Hasta ahora las profundas crisis en Asia, Rusia y Brasil no han afectado negativamente a la economía estadunidense ni a la europea. La cosa se explica: a diferencia de 1929 existen hoy fuertes mecanismos reguladores nacionales e internacionales y la participación de esos sectores en la economía mundial es menor que en los años treinta, dado el peso desproporcionado de las economías estadounidense y europea en la actualidad.
De modo que la caída del precio del petróleo y demás materias primas, así como la reducción del importe de las mercancías asiáticas abarata los costos en Estados Unidos y refuerza el consumo, como explica el economista estadounidense Fred Moseley en un artículo que la revista Viento del Sur espera publicar. No pesa pues, en lo inmediato, que aumente enormemente la pobreza en aquellos países ni que Japón, la tercera potencia económica mundial, esté de rodillas y en plena depresión prolongada. Pero, a medio plazo, la cosa es distinta, pues Estados Unidos no puede permanecer como una isla próspera en un mar de miseria. Sus exportaciones de productos agrícolas e industriales comienzan a sufrir y sufrirán aún más ante la reducción de los mercados asiáticos y latinoamericanos; el dólar caro hará más difícil vender y, por lo tanto, afectará la balanza comercial, y hará perder muchos empleos (aunque dado que las exportaciones estadunidenses representan sólo 12 % de su producto interno bruto y el grueso de ellas van a Europa, no hay que exagerar las posibilidades inmediatas de una gran sacudida).
Las crisis asiática y brasileña (o del Mercosur) sin embargo se agravarán y la rusa seguirá pesando pero no por razones económicas, sino por motivos político-militares. Ahora bien, los capitales extranjeros que ayudaban a Estados Unidos a mantener altísimos consumos privados y una política de reducción de impuestos a los ricos y de gastos en armamentos provenían de Europa y, sobre todo, de Japón. Es de suponer, por lo tanto, que la economía estadunidense deberá funcionar en una situación en que no sólo se restringirán los mercados exteriores, sino que también se reducirá el flujo de capitales internacionales. La mala perspectiva para la demanda futura, unida a la caída de la tasa de beneficio, tienden por otra parte a reducir las inversiones, al mismo tiempo que el ahorro interno se reduce a ritmo acelerado debido al aumento de los consumos y a la especulación de las familias, que infla el sector bursátil de modo antinatural y extremadamente peligroso (las acciones están sobrevaluadas en 67%). Si cayera la cotización absurda de las acciones, absolutamente desproporcionada respecto a la producción y las ganancias reales, también caerían los consumos domésticos que se sostienen gracias a la especulación accionaria y el aumento de la desocupación agravaría aún más esa reducción del consumo. Los efectos en México y en América Latina serían entonces terribles por la pérdida de mercados y por una brutal reducción de las inversiones. Ni siquiera el crédito barato que podrían ofrecer las autoridades de Estados Unidos cambiaría la situación, como se ve en el caso de Japón, donde los intereses son menores al uno por ciento pero nadie contrata créditos. El mundo se encontraría así, en breve, en una situación diferente. En lo económico, porque Europa, que sin duda resentiría los efectos de la crisis de Estados Unidos, ganaría peso frente a Washington y ante Rusia y América Latina. Y en lo político y social, porque en todos los países (empezando por los europeos) podría producirse un aumento de la radicalización social, del militantismo obrero y popular, abriendo el camino a situaciones "de izquierda" o de derecha, preanunciadas por la caída de Suharto y la victoria de Hugo Chávez o, en el polo opuesto, por el nacionalismo zarista-stalinista en Rusia.

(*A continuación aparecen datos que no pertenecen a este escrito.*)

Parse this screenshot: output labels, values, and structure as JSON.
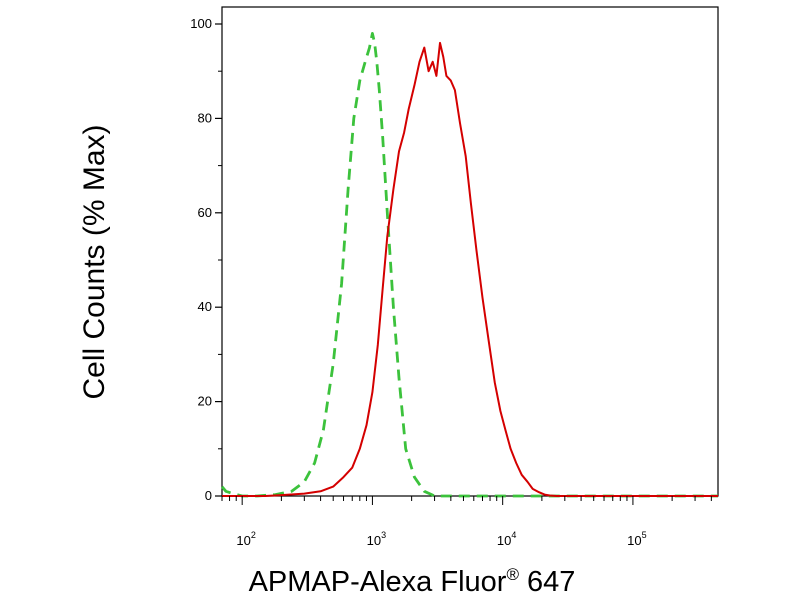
{
  "chart_data": {
    "type": "line",
    "title": "",
    "xlabel": "APMAP-Alexa Fluor",
    "xlabel_superscript": "®",
    "xlabel_suffix": " 647",
    "ylabel": "Cell Counts (% Max)",
    "x_scale": "log",
    "xlim": [
      70,
      450000
    ],
    "ylim": [
      0,
      100
    ],
    "y_ticks": [
      0,
      20,
      40,
      60,
      80,
      100
    ],
    "y_tick_labels": [
      "0",
      "20",
      "40",
      "60",
      "80",
      "100"
    ],
    "x_ticks": [
      100,
      1000,
      10000,
      100000
    ],
    "x_tick_bases": [
      "10",
      "10",
      "10",
      "10"
    ],
    "x_tick_exponents": [
      "2",
      "3",
      "4",
      "5"
    ],
    "grid": false,
    "legend": "none",
    "series": [
      {
        "color": "#3cc23c",
        "style": "dashed",
        "x": [
          70,
          75,
          85,
          100,
          130,
          180,
          240,
          300,
          360,
          420,
          500,
          580,
          650,
          720,
          800,
          880,
          950,
          1000,
          1040,
          1080,
          1130,
          1200,
          1300,
          1450,
          1600,
          1800,
          2100,
          2500,
          3000,
          5000,
          10000,
          30000,
          100000,
          450000
        ],
        "y": [
          2,
          1,
          0.5,
          0,
          0,
          0.3,
          1,
          3,
          7,
          14,
          28,
          45,
          65,
          80,
          88,
          92,
          95,
          98,
          96,
          92,
          86,
          76,
          60,
          40,
          25,
          10,
          4,
          1,
          0,
          0,
          0,
          0,
          0,
          0
        ]
      },
      {
        "color": "#d40000",
        "style": "solid",
        "x": [
          70,
          100,
          150,
          200,
          300,
          400,
          500,
          600,
          700,
          800,
          900,
          1000,
          1100,
          1200,
          1300,
          1450,
          1600,
          1750,
          1900,
          2100,
          2300,
          2500,
          2700,
          2900,
          3100,
          3300,
          3500,
          3700,
          4000,
          4300,
          4700,
          5200,
          5700,
          6300,
          7000,
          7800,
          8700,
          9600,
          10500,
          11500,
          12700,
          14000,
          15500,
          17000,
          19000,
          21000,
          23000,
          26000,
          30000,
          40000,
          60000,
          100000,
          200000,
          450000
        ],
        "y": [
          0,
          0,
          0,
          0.2,
          0.5,
          1,
          2,
          4,
          6,
          10,
          15,
          22,
          32,
          44,
          55,
          65,
          73,
          77,
          82,
          87,
          92,
          95,
          90,
          92,
          89,
          96,
          93,
          89,
          88,
          86,
          79,
          72,
          62,
          52,
          42,
          33,
          24,
          18,
          14,
          10,
          7,
          4.5,
          3,
          1.5,
          0.8,
          0.3,
          0.1,
          0,
          0,
          0,
          0,
          0,
          0,
          0
        ]
      }
    ]
  }
}
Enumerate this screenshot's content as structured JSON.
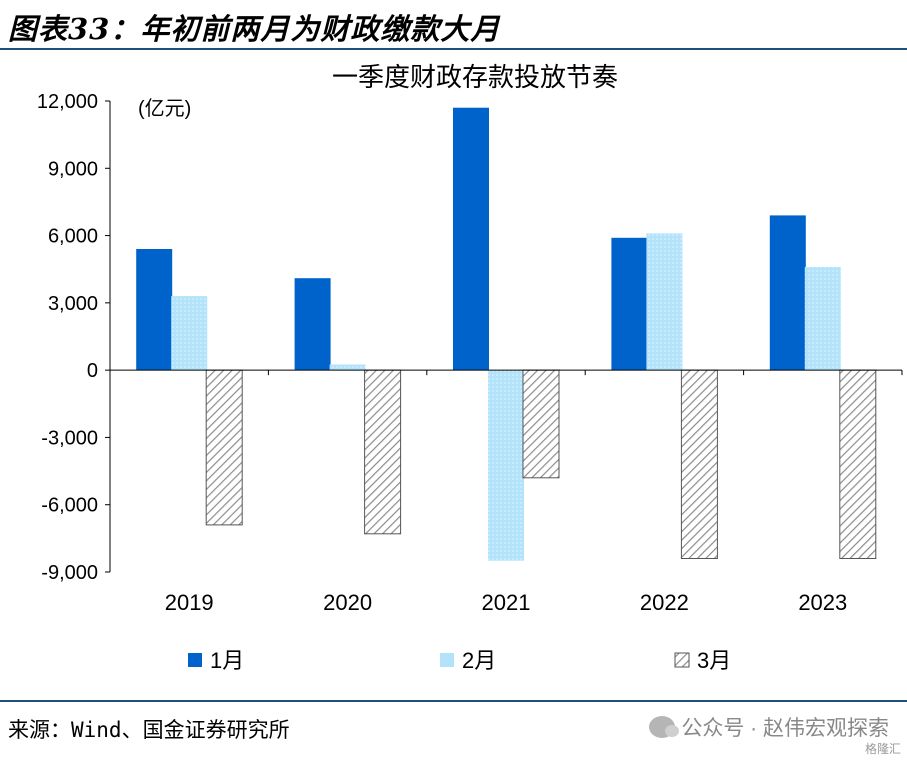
{
  "figure": {
    "title": "图表33：年初前两月为财政缴款大月",
    "source": "来源：Wind、国金证券研究所",
    "watermark": "公众号 · 赵伟宏观探索",
    "watermark_corner": "格隆汇"
  },
  "colors": {
    "jan": "#0063cc",
    "feb": "#b3e3fb",
    "mar_stroke": "#8c8c8c",
    "rule": "#1f4e79"
  },
  "chart_data": {
    "type": "bar",
    "title": "一季度财政存款投放节奏",
    "unit_label": "(亿元)",
    "categories": [
      "2019",
      "2020",
      "2021",
      "2022",
      "2023"
    ],
    "series": [
      {
        "name": "1月",
        "values": [
          5400,
          4100,
          11700,
          5900,
          6900
        ]
      },
      {
        "name": "2月",
        "values": [
          3300,
          250,
          -8500,
          6100,
          4600
        ]
      },
      {
        "name": "3月",
        "values": [
          -6900,
          -7300,
          -4800,
          -8400,
          -8400
        ]
      }
    ],
    "ylim": [
      -9000,
      12000
    ],
    "yticks": [
      12000,
      9000,
      6000,
      3000,
      0,
      -3000,
      -6000,
      -9000
    ],
    "ytick_labels": [
      "12,000",
      "9,000",
      "6,000",
      "3,000",
      "0",
      "-3,000",
      "-6,000",
      "-9,000"
    ],
    "legend_position": "bottom",
    "grid": false
  }
}
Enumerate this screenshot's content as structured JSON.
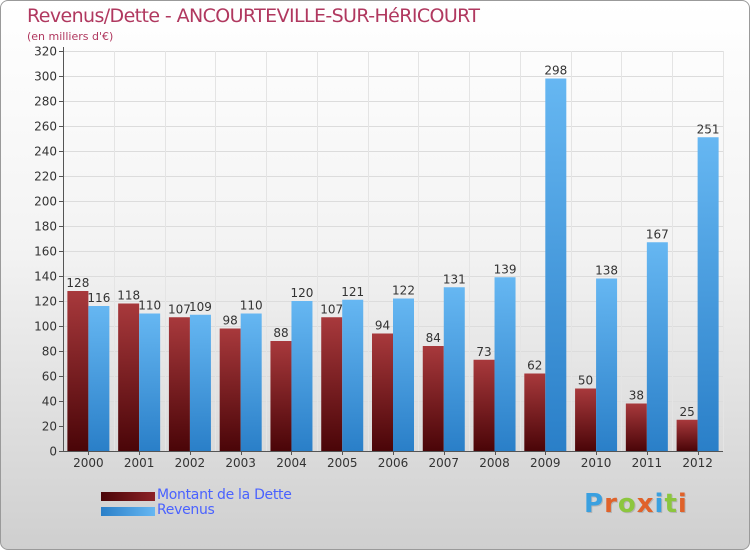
{
  "title": "Revenus/Dette - ANCOURTEVILLE-SUR-HéRICOURT",
  "subtitle": "(en milliers d'€)",
  "legend": {
    "debt_label": "Montant de la Dette",
    "revenue_label": "Revenus"
  },
  "logo": "Proxiti",
  "colors": {
    "debt": "#7a1216",
    "revenue": "#3d95dd",
    "title": "#b0385f",
    "legend_text": "#4a62ff"
  },
  "chart_data": {
    "type": "bar",
    "title": "Revenus/Dette - ANCOURTEVILLE-SUR-HéRICOURT",
    "subtitle": "(en milliers d'€)",
    "xlabel": "",
    "ylabel": "",
    "ylim": [
      0,
      320
    ],
    "yticks": [
      0,
      20,
      40,
      60,
      80,
      100,
      120,
      140,
      160,
      180,
      200,
      220,
      240,
      260,
      280,
      300,
      320
    ],
    "grid": true,
    "legend_position": "bottom-left",
    "categories": [
      "2000",
      "2001",
      "2002",
      "2003",
      "2004",
      "2005",
      "2006",
      "2007",
      "2008",
      "2009",
      "2010",
      "2011",
      "2012"
    ],
    "series": [
      {
        "name": "Montant de la Dette",
        "values": [
          128,
          118,
          107,
          98,
          88,
          107,
          94,
          84,
          73,
          62,
          50,
          38,
          25
        ]
      },
      {
        "name": "Revenus",
        "values": [
          116,
          110,
          109,
          110,
          120,
          121,
          122,
          131,
          139,
          298,
          138,
          167,
          251
        ]
      }
    ]
  }
}
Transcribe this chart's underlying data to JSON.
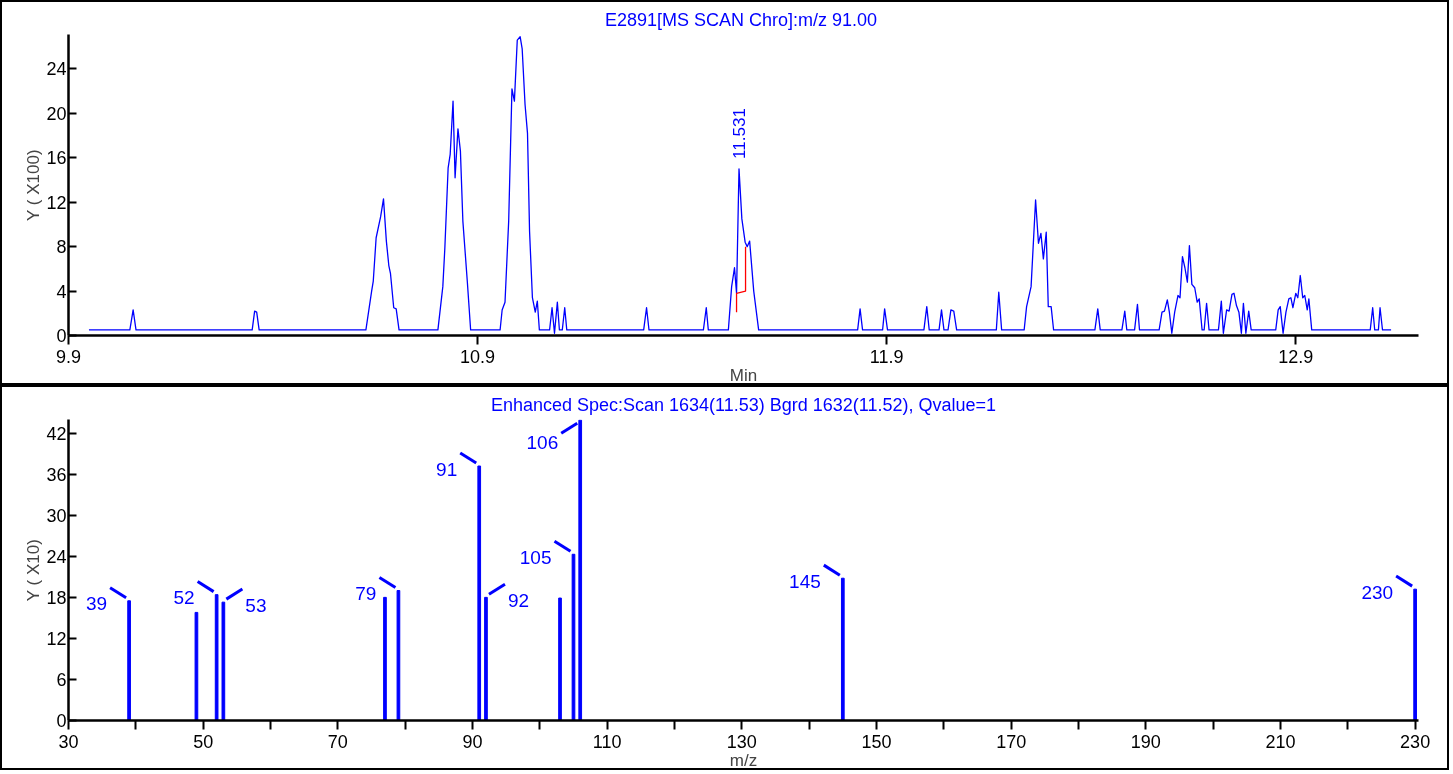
{
  "chart_data": [
    {
      "type": "line",
      "title": "E2891[MS SCAN Chro]:m/z  91.00",
      "xlabel": "Min",
      "ylabel": "Y ( X100)",
      "xlim": [
        9.9,
        13.2
      ],
      "ylim": [
        0,
        27.1
      ],
      "xticks": [
        9.9,
        10.9,
        11.9,
        12.9
      ],
      "yticks": [
        0,
        4,
        8,
        12,
        16,
        20,
        24
      ],
      "series": [
        {
          "color": "#0000ff",
          "x": [
            9.95,
            10.05,
            10.058,
            10.065,
            10.349,
            10.355,
            10.36,
            10.366,
            10.627,
            10.641,
            10.645,
            10.652,
            10.663,
            10.67,
            10.677,
            10.683,
            10.687,
            10.695,
            10.701,
            10.708,
            10.803,
            10.815,
            10.82,
            10.828,
            10.833,
            10.84,
            10.845,
            10.852,
            10.858,
            10.864,
            10.875,
            10.883,
            10.955,
            10.96,
            10.967,
            10.976,
            10.984,
            10.99,
            10.997,
            11.004,
            11.009,
            11.016,
            11.022,
            11.027,
            11.034,
            11.041,
            11.046,
            11.051,
            11.076,
            11.082,
            11.088,
            11.095,
            11.1,
            11.107,
            11.113,
            11.118,
            11.306,
            11.313,
            11.319,
            11.452,
            11.459,
            11.464,
            11.513,
            11.521,
            11.528,
            11.533,
            11.539,
            11.546,
            11.554,
            11.559,
            11.565,
            11.575,
            11.587,
            11.829,
            11.835,
            11.841,
            11.89,
            11.895,
            11.902,
            11.991,
            11.998,
            12.004,
            12.028,
            12.034,
            12.04,
            12.05,
            12.057,
            12.064,
            12.071,
            12.168,
            12.174,
            12.181,
            12.236,
            12.242,
            12.253,
            12.264,
            12.271,
            12.277,
            12.283,
            12.29,
            12.295,
            12.302,
            12.308,
            12.409,
            12.416,
            12.422,
            12.475,
            12.482,
            12.487,
            12.506,
            12.513,
            12.518,
            12.566,
            12.573,
            12.579,
            12.586,
            12.591,
            12.597,
            12.604,
            12.612,
            12.617,
            12.623,
            12.629,
            12.635,
            12.64,
            12.646,
            12.653,
            12.659,
            12.664,
            12.671,
            12.676,
            12.682,
            12.688,
            12.711,
            12.718,
            12.723,
            12.731,
            12.737,
            12.744,
            12.749,
            12.755,
            12.761,
            12.767,
            12.772,
            12.778,
            12.785,
            12.791,
            12.851,
            12.857,
            12.862,
            12.869,
            12.876,
            12.883,
            12.888,
            12.893,
            12.9,
            12.905,
            12.911,
            12.917,
            12.922,
            12.928,
            12.932,
            12.939,
            13.082,
            13.088,
            13.093,
            13.102,
            13.106,
            13.112,
            13.133
          ],
          "values": [
            0.5,
            0.5,
            2.3,
            0.5,
            0.5,
            2.2,
            2.1,
            0.5,
            0.5,
            4.0,
            4.9,
            8.8,
            10.7,
            12.3,
            8.5,
            6.3,
            5.6,
            2.5,
            2.4,
            0.5,
            0.5,
            4.4,
            7.9,
            15.1,
            16.3,
            21.1,
            14.2,
            18.6,
            16.6,
            10.3,
            4.8,
            0.5,
            0.5,
            2.3,
            3.0,
            10.3,
            22.2,
            21.1,
            26.6,
            26.9,
            25.8,
            20.8,
            18.2,
            9.4,
            3.4,
            2.1,
            3.1,
            0.5,
            0.5,
            2.5,
            0.2,
            3.0,
            0.5,
            0.5,
            2.5,
            0.5,
            0.5,
            2.5,
            0.5,
            0.5,
            2.5,
            0.5,
            0.5,
            4.4,
            6.1,
            3.8,
            15.0,
            10.5,
            8.4,
            8.0,
            8.5,
            4.0,
            0.5,
            0.5,
            2.4,
            0.5,
            0.5,
            2.4,
            0.5,
            0.5,
            2.6,
            0.5,
            0.5,
            2.3,
            0.5,
            0.5,
            2.3,
            2.2,
            0.5,
            0.5,
            3.9,
            0.5,
            0.5,
            2.6,
            4.4,
            12.2,
            8.3,
            9.2,
            6.9,
            9.3,
            2.6,
            2.6,
            0.5,
            0.5,
            2.4,
            0.5,
            0.5,
            2.2,
            0.5,
            0.5,
            2.8,
            0.5,
            0.5,
            2.1,
            2.2,
            3.2,
            2.1,
            0.2,
            2.1,
            3.6,
            3.4,
            7.1,
            6.1,
            4.8,
            8.1,
            4.6,
            4.3,
            3.0,
            3.3,
            0.5,
            0.5,
            2.9,
            0.5,
            0.5,
            3.1,
            0.2,
            2.3,
            2.2,
            3.7,
            3.8,
            2.7,
            2.1,
            0.2,
            2.9,
            0.2,
            2.2,
            0.5,
            0.5,
            2.3,
            2.6,
            0.2,
            2.1,
            3.3,
            3.4,
            2.5,
            3.8,
            3.4,
            5.4,
            3.4,
            3.6,
            2.3,
            3.3,
            0.5,
            0.5,
            2.5,
            0.5,
            0.5,
            2.5,
            0.5,
            0.5
          ]
        },
        {
          "color": "#ff0000",
          "x": [
            11.533,
            11.533,
            11.555,
            11.555
          ],
          "values": [
            2.1,
            3.8,
            4.0,
            8.0
          ]
        }
      ],
      "annotations": [
        {
          "text": "11.531",
          "x": 11.539,
          "y": 15.0
        }
      ]
    },
    {
      "type": "bar",
      "title": "Enhanced Spec:Scan 1634(11.53) Bgrd 1632(11.52), Qvalue=1",
      "xlabel": "m/z",
      "ylabel": "Y ( X10)",
      "xlim": [
        30,
        230.5
      ],
      "ylim": [
        0,
        44
      ],
      "xticks": [
        30,
        {
          "value": 40,
          "label": null
        },
        50,
        {
          "value": 60,
          "label": null
        },
        70,
        {
          "value": 80,
          "label": null
        },
        90,
        {
          "value": 100,
          "label": null
        },
        110,
        {
          "value": 120,
          "label": null
        },
        130,
        {
          "value": 140,
          "label": null
        },
        150,
        {
          "value": 160,
          "label": null
        },
        170,
        {
          "value": 180,
          "label": null
        },
        190,
        {
          "value": 200,
          "label": null
        },
        210,
        {
          "value": 220,
          "label": null
        },
        230
      ],
      "yticks": [
        0,
        6,
        12,
        18,
        24,
        30,
        36,
        42
      ],
      "x": [
        39,
        49,
        52,
        53,
        77,
        79,
        91,
        92,
        103,
        105,
        106,
        145,
        230
      ],
      "series": [
        {
          "color": "#0000ff",
          "values": [
            17.5,
            15.8,
            18.4,
            17.3,
            18.0,
            19.0,
            37.2,
            18.0,
            17.9,
            24.3,
            43.9,
            20.8,
            19.2
          ]
        }
      ],
      "annotations": [
        {
          "text": "39",
          "x": 39,
          "y": 17.5
        },
        {
          "text": "52",
          "x": 52,
          "y": 18.4
        },
        {
          "text": "53",
          "x": 53,
          "y": 17.3
        },
        {
          "text": "79",
          "x": 79,
          "y": 19.0
        },
        {
          "text": "91",
          "x": 91,
          "y": 37.2
        },
        {
          "text": "92",
          "x": 92,
          "y": 18.0
        },
        {
          "text": "105",
          "x": 105,
          "y": 24.3
        },
        {
          "text": "106",
          "x": 106,
          "y": 43.9
        },
        {
          "text": "145",
          "x": 145,
          "y": 20.8
        },
        {
          "text": "230",
          "x": 230,
          "y": 19.2
        }
      ]
    }
  ]
}
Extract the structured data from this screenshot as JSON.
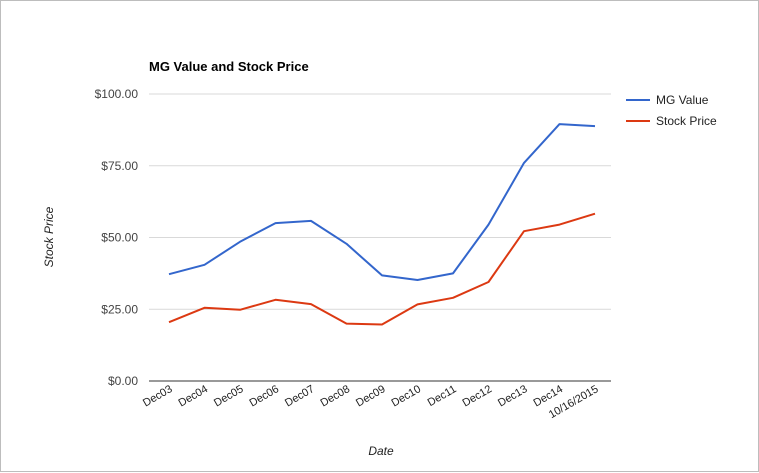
{
  "chart_data": {
    "type": "line",
    "title": "MG Value and Stock Price",
    "xlabel": "Date",
    "ylabel": "Stock Price",
    "ylim": [
      0,
      100
    ],
    "yticks": [
      "$0.00",
      "$25.00",
      "$50.00",
      "$75.00",
      "$100.00"
    ],
    "ytick_values": [
      0,
      25,
      50,
      75,
      100
    ],
    "grid": true,
    "legend_position": "right",
    "categories": [
      "Dec03",
      "Dec04",
      "Dec05",
      "Dec06",
      "Dec07",
      "Dec08",
      "Dec09",
      "Dec10",
      "Dec11",
      "Dec12",
      "Dec13",
      "Dec14",
      "10/16/2015"
    ],
    "series": [
      {
        "name": "MG Value",
        "color": "#3366cc",
        "values": [
          37.2,
          40.5,
          48.5,
          55.0,
          55.8,
          47.8,
          36.8,
          35.2,
          37.5,
          54.5,
          76.0,
          89.5,
          88.8
        ]
      },
      {
        "name": "Stock Price",
        "color": "#dc3912",
        "values": [
          20.5,
          25.5,
          24.8,
          28.3,
          26.8,
          20.0,
          19.7,
          26.7,
          29.0,
          34.5,
          52.2,
          54.5,
          58.3
        ]
      }
    ]
  }
}
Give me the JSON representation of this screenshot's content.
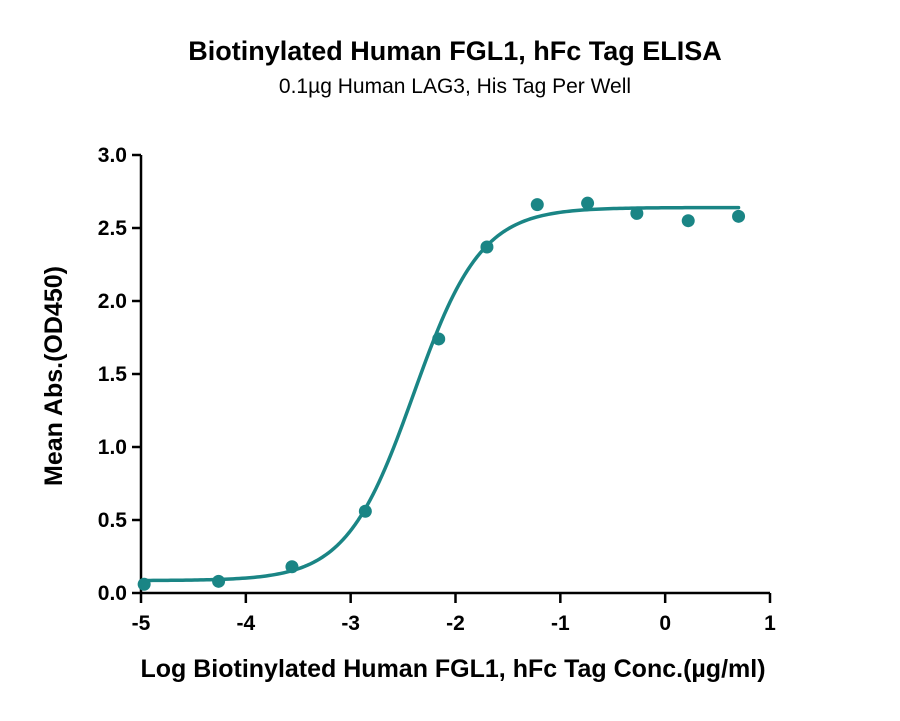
{
  "chart_data": {
    "type": "scatter",
    "title": "Biotinylated Human FGL1, hFc Tag ELISA",
    "subtitle": "0.1µg Human LAG3, His Tag Per Well",
    "xlabel": "Log Biotinylated Human FGL1, hFc Tag Conc.(µg/ml)",
    "ylabel": "Mean Abs.(OD450)",
    "xlim": [
      -5,
      1
    ],
    "ylim": [
      0,
      3.0
    ],
    "x_ticks": [
      -5,
      -4,
      -3,
      -2,
      -1,
      0,
      1
    ],
    "x_tick_labels": [
      "-5",
      "-4",
      "-3",
      "-2",
      "-1",
      "0",
      "1"
    ],
    "y_ticks": [
      0,
      0.5,
      1.0,
      1.5,
      2.0,
      2.5,
      3.0
    ],
    "y_tick_labels": [
      "0.0",
      "0.5",
      "1.0",
      "1.5",
      "2.0",
      "2.5",
      "3.0"
    ],
    "grid": false,
    "legend": "none",
    "color": "#1a8585",
    "series": [
      {
        "x": [
          -4.97,
          -4.26,
          -3.56,
          -2.86,
          -2.16,
          -1.7,
          -1.22,
          -0.74,
          -0.27,
          0.22,
          0.7
        ],
        "y": [
          0.06,
          0.08,
          0.18,
          0.56,
          1.74,
          2.37,
          2.66,
          2.67,
          2.6,
          2.55,
          2.58
        ]
      }
    ],
    "fit_curve": {
      "bottom": 0.085,
      "top": 2.64,
      "log_ec50": -2.4,
      "hill_slope": 1.35
    }
  }
}
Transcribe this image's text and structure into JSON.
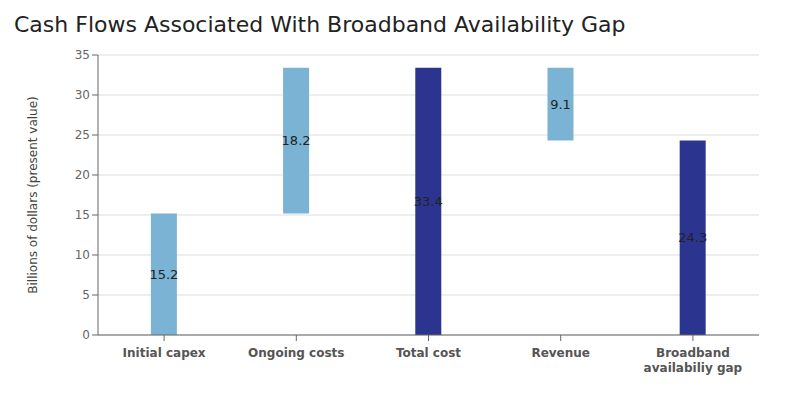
{
  "chart_data": {
    "type": "waterfall",
    "title": "Cash Flows Associated With Broadband Availability Gap",
    "categories": [
      "Initial capex",
      "Ongoing costs",
      "Total cost",
      "Revenue",
      "Broadband\navailabiliy gap"
    ],
    "values": [
      15.2,
      18.2,
      33.4,
      9.1,
      24.3
    ],
    "bottoms": [
      0,
      15.2,
      0,
      24.3,
      0
    ],
    "colors": [
      "#7ab3d4",
      "#7ab3d4",
      "#2b3590",
      "#7ab3d4",
      "#2b3590"
    ],
    "ylabel": "Billions of dollars (present value)",
    "ylim": [
      0,
      35
    ],
    "yticks": [
      0,
      5,
      10,
      15,
      20,
      25,
      30,
      35
    ],
    "grid": true,
    "data_labels": true
  }
}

En estas turbulencias, Ƒcuáles serían los cinturones que habría que apretar? No veo otros que una política estatal acelerada de promoción de los mercados internos unida a la utilización de las palancas estratégicas para el desarrollo (que deben seguir siendo públicas) para promover la ocupación y el consumo, optimizando los recursos mediante la autogestión y la autorganización de los productores, de modo de combatir la corrupción, la burocracia y el totalitarismo y de crear sólidos lazos democráticos. Eso exige, es cierto, otras políticas, otros gobernantes y otros dirigentes sociales, pero la alternativa sería el caos.